How do you deal with sickness in your house?  Are your children aware of the needs around them?  Are you tending to your husband's needs? 
 
Have a Blessed Day!
Amanda :)

Tuesday, June 4, 2013

No Yelling Update :(

So,  once again, I'm beating myself up because I've not bee keeping up with blogging again.  I keep telling myself when my family is raised and there are not so many mouths to feed I may blog more ;)  However, I would really like to get better at this because I want to be able to look back at remember all this precious memories.  So here's a few....
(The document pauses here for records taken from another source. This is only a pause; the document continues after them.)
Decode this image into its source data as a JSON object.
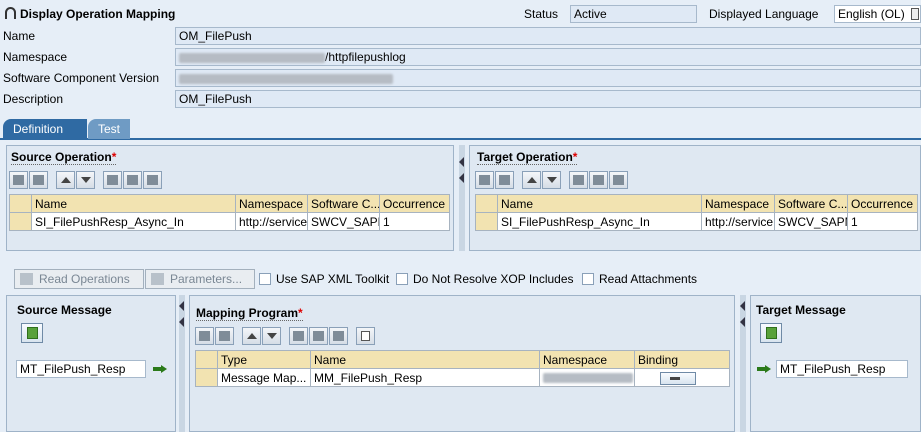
{
  "header": {
    "title": "Display Operation Mapping",
    "status_label": "Status",
    "status_value": "Active",
    "language_label": "Displayed Language",
    "language_value": "English (OL)"
  },
  "form": {
    "name_label": "Name",
    "name_value": "OM_FilePush",
    "namespace_label": "Namespace",
    "namespace_value": "/httpfilepushlog",
    "swcv_label": "Software Component Version",
    "description_label": "Description",
    "description_value": "OM_FilePush"
  },
  "tabs": [
    {
      "label": "Definition"
    },
    {
      "label": "Test"
    }
  ],
  "source_operation": {
    "title": "Source Operation",
    "columns": [
      "Name",
      "Namespace",
      "Software C...",
      "Occurrence"
    ],
    "row": [
      "SI_FilePushResp_Async_In",
      "http://service.",
      "SWCV_SAPM",
      "1"
    ]
  },
  "target_operation": {
    "title": "Target Operation",
    "columns": [
      "Name",
      "Namespace",
      "Software C...",
      "Occurrence"
    ],
    "row": [
      "SI_FilePushResp_Async_In",
      "http://service.",
      "SWCV_SAPM",
      "1"
    ]
  },
  "actions": {
    "read_operations": "Read Operations",
    "parameters": "Parameters...",
    "use_sap_xml_toolkit": "Use SAP XML Toolkit",
    "do_not_resolve_xop": "Do Not Resolve XOP Includes",
    "read_attachments": "Read Attachments"
  },
  "source_message": {
    "title": "Source Message",
    "value": "MT_FilePush_Resp"
  },
  "mapping_program": {
    "title": "Mapping Program",
    "columns": [
      "Type",
      "Name",
      "Namespace",
      "Binding"
    ],
    "row": [
      "Message Map...",
      "MM_FilePush_Resp",
      "",
      ""
    ]
  },
  "target_message": {
    "title": "Target Message",
    "value": "MT_FilePush_Resp"
  },
  "colors": {
    "tab_active": "#2f6aa3",
    "tab_inactive": "#6f9bc4",
    "header_cell": "#f2e3b1",
    "required": "#dd0000"
  }
}
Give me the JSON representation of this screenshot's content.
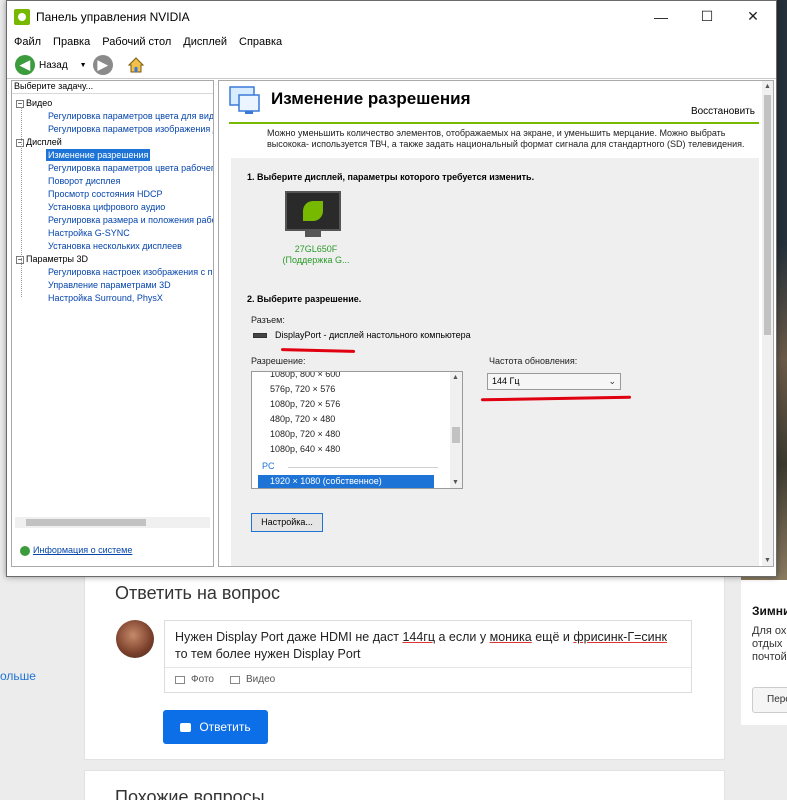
{
  "window": {
    "title": "Панель управления NVIDIA",
    "min": "—",
    "max": "☐",
    "close": "✕"
  },
  "menu": [
    "Файл",
    "Правка",
    "Рабочий стол",
    "Дисплей",
    "Справка"
  ],
  "toolbar": {
    "back_label": "Назад",
    "back_arrow": "◀",
    "forward_arrow": "▶",
    "dropdown": "▼"
  },
  "left_panel": {
    "task_header": "Выберите задачу...",
    "tree": [
      {
        "type": "category",
        "label": "Видео"
      },
      {
        "type": "item",
        "label": "Регулировка параметров цвета для вид"
      },
      {
        "type": "item",
        "label": "Регулировка параметров изображения д"
      },
      {
        "type": "category",
        "label": "Дисплей"
      },
      {
        "type": "item",
        "label": "Изменение разрешения",
        "selected": true
      },
      {
        "type": "item",
        "label": "Регулировка параметров цвета рабочег"
      },
      {
        "type": "item",
        "label": "Поворот дисплея"
      },
      {
        "type": "item",
        "label": "Просмотр состояния HDCP"
      },
      {
        "type": "item",
        "label": "Установка цифрового аудио"
      },
      {
        "type": "item",
        "label": "Регулировка размера и положения рабо"
      },
      {
        "type": "item",
        "label": "Настройка G-SYNC"
      },
      {
        "type": "item",
        "label": "Установка нескольких дисплеев"
      },
      {
        "type": "category",
        "label": "Параметры 3D"
      },
      {
        "type": "item",
        "label": "Регулировка настроек изображения с пр"
      },
      {
        "type": "item",
        "label": "Управление параметрами 3D"
      },
      {
        "type": "item",
        "label": "Настройка Surround, PhysX"
      }
    ],
    "system_info": "Информация о системе"
  },
  "page": {
    "title": "Изменение разрешения",
    "restore": "Восстановить",
    "description": "Можно уменьшить количество элементов, отображаемых на экране, и уменьшить мерцание. Можно выбрать высокока- используется ТВЧ, а также задать национальный формат сигнала для стандартного (SD) телевидения.",
    "step1": "1. Выберите дисплей, параметры которого требуется изменить.",
    "monitor_name": "27GL650F",
    "monitor_sub": "(Поддержка G...",
    "step2": "2. Выберите разрешение.",
    "connector_label": "Разъем:",
    "connector_value": "DisplayPort - дисплей настольного компьютера",
    "resolution_label": "Разрешение:",
    "resolutions": [
      "1080p, 800 × 600",
      "576p, 720 × 576",
      "1080p, 720 × 576",
      "480p, 720 × 480",
      "1080p, 720 × 480",
      "1080p, 640 × 480"
    ],
    "pc_group": "PC",
    "selected_resolution": "1920 × 1080 (собственное)",
    "refresh_label": "Частота обновления:",
    "refresh_value": "144 Гц",
    "customize_button": "Настройка..."
  },
  "forum": {
    "reply_title": "Ответить на вопрос",
    "answer_parts": [
      "Нужен Display Port даже HDMI не даст ",
      "144гц",
      " а если у ",
      "моника",
      " ещё и ",
      "фрисинк-Г=синк",
      " то тем более нужен Display Port"
    ],
    "photo": "Фото",
    "video": "Видео",
    "submit": "Ответить",
    "similar": "Похожие вопросы",
    "left_more": "ольше",
    "side_title": "Зимни",
    "side_lines": [
      "Для ох",
      "отдых",
      "почтой"
    ],
    "side_button": "Пере"
  },
  "colors": {
    "nvidia_green": "#76b900",
    "selection_blue": "#1e74d6",
    "annotation_red": "#e00010",
    "submit_blue": "#0d6fe8"
  }
}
The weather has been just perfect for playing outside ALL day!!!
 
 

We received our Bible Bee box and Derek has been so excited about participating this year!  We are studying the book of 1 John.
 
 
 
Lots of gardening going on too :)



  So back to the 30 Day Challenge of No Yelling and how it's been going.... 
  I've had a huge realization lately,  it's not that the 30 Day Challenge was a bad idea, because it definitely was not!  It has opened my eyes completely!  It's just that I have seen that yelling is not actually the problem, I needed to get down to the root.  Just like gardening I can pick the weed every week, but if I don't go out and dig up the root the weed will continue to grow back every week and become a huge pain in my side.  I listened to a sermon on the "Spirit of Anger" and WOW!   I really needed to get on my knees and repent!  I have a huge problem with my spirit.  I have to stop getting so upset before I can really stop the yelling. I'm not going to say I've done 180, because I haven't.  I still have meltdowns, and I can still feel myself about to loose it.  However, I have discovered some trigger points that I didn't realize was allowing myself to get so upset. 
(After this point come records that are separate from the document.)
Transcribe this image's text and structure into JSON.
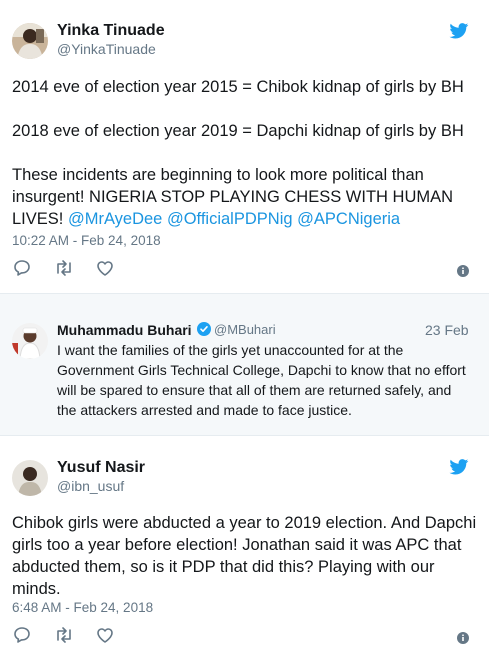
{
  "tweet1": {
    "author_name": "Yinka Tinuade",
    "handle": "@YinkaTinuade",
    "paragraph1": "2014 eve of election year 2015 = Chibok kidnap of girls by BH",
    "paragraph2": "2018 eve of election year 2019 = Dapchi kidnap of girls by BH",
    "paragraph3_text": "These incidents are beginning to look more political than insurgent! NIGERIA STOP PLAYING CHESS WITH HUMAN LIVES!",
    "mentions": [
      "@MrAyeDee",
      "@OfficialPDPNig",
      "@APCNigeria"
    ],
    "timestamp": "10:22 AM - Feb 24, 2018"
  },
  "quoted": {
    "author_name": "Muhammadu Buhari",
    "handle": "@MBuhari",
    "date": "23 Feb",
    "text": "I want the families of the girls yet unaccounted for at the Government Girls Technical College, Dapchi to know that no effort will be spared to ensure that all of them are returned safely, and the attackers arrested and made to face justice."
  },
  "tweet2": {
    "author_name": "Yusuf Nasir",
    "handle": "@ibn_usuf",
    "text": "Chibok girls were abducted a year to 2019 election. And Dapchi girls too a year before election! Jonathan said it was APC that abducted them, so is it PDP that did this? Playing with our minds.",
    "timestamp": "6:48 AM - Feb 24, 2018"
  },
  "colors": {
    "twitter_blue": "#1da1f2",
    "link_blue": "#1b95e0",
    "text": "#14171a",
    "muted": "#657786",
    "icon_gray": "#657786",
    "quoted_bg": "#f5f8fa",
    "divider": "#e6ecf0"
  },
  "icons": [
    "twitter-bird-icon",
    "reply-icon",
    "retweet-icon",
    "like-icon",
    "info-icon",
    "verified-badge-icon"
  ]
}
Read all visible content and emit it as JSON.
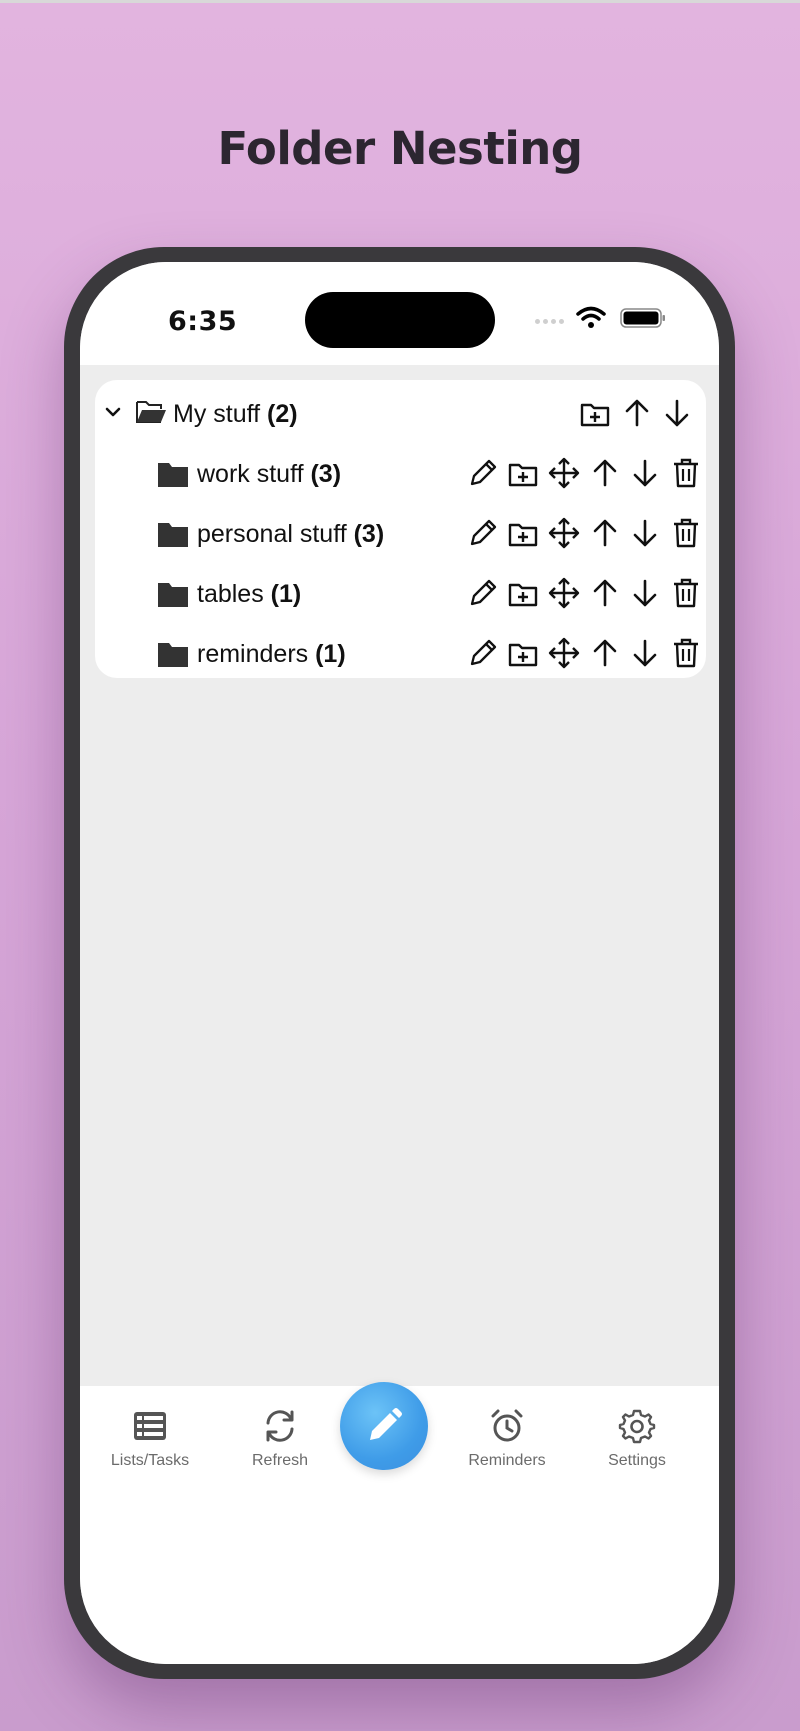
{
  "page_title": "Folder Nesting",
  "status_bar": {
    "time": "6:35"
  },
  "tree": {
    "root": {
      "name": "My stuff",
      "count": "(2)"
    },
    "children": [
      {
        "name": "work stuff",
        "count": "(3)"
      },
      {
        "name": "personal stuff",
        "count": "(3)"
      },
      {
        "name": "tables",
        "count": "(1)"
      },
      {
        "name": "reminders",
        "count": "(1)"
      }
    ]
  },
  "tabbar": {
    "lists_label": "Lists/Tasks",
    "refresh_label": "Refresh",
    "reminders_label": "Reminders",
    "settings_label": "Settings"
  },
  "colors": {
    "background": "#d9a9d9",
    "fab": "#4aa6ec",
    "icon": "#111111",
    "folder": "#333333"
  }
}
  I don't want my children to remember a mother who had a spirit of anger all the time.  I want them to remember me on how much I taught them and how I loved being with them as I was teaching them different life lessons.  I don't want them to be afraid that I could blow up at any moment or not come to me with something they are dealing with because they are scared I may lose it. 

  I heard a sermon once from an old preacher that kept saying his wife was just so "delightful" to be around.  And he just missed her so much.  I know that when I'm gone, my family will miss me, but will they say I was a "delight" to be around?  I know as a child and a teenager, I probably annoyed more people that I did not annoy, however, I remember always being so joyful at church camp and youth group and just always being in a good mood and hugging people.  And I feel like most days I have totally lost my joy now that I am a mother.  And in reality I should be more joyful now than I have ever been!  God has been sooooo graceful to me and given me soooo many more blessings than I deserve!!!  Where is my joy?  Where is my delight?  So here's my 30 day Challenge for June.....Trying to be more joyful!!  And I don't just mean happy, I mean pure joy.  And if that means smiling when I don't feel like it, then so be it!  I have but such a small time here on earth, I need to start using my time wisely! 

   ~ Psalm 35:9 ~
And my soul shall be joyful in the Lord; It shall rejoice in His salvation.
 
Have you lost your joy?  Are you delightful to be around?  What is the root of your anger/yelling?  I pray this morning that you will dig deeper into God's word and rest on Him to help you find the answers.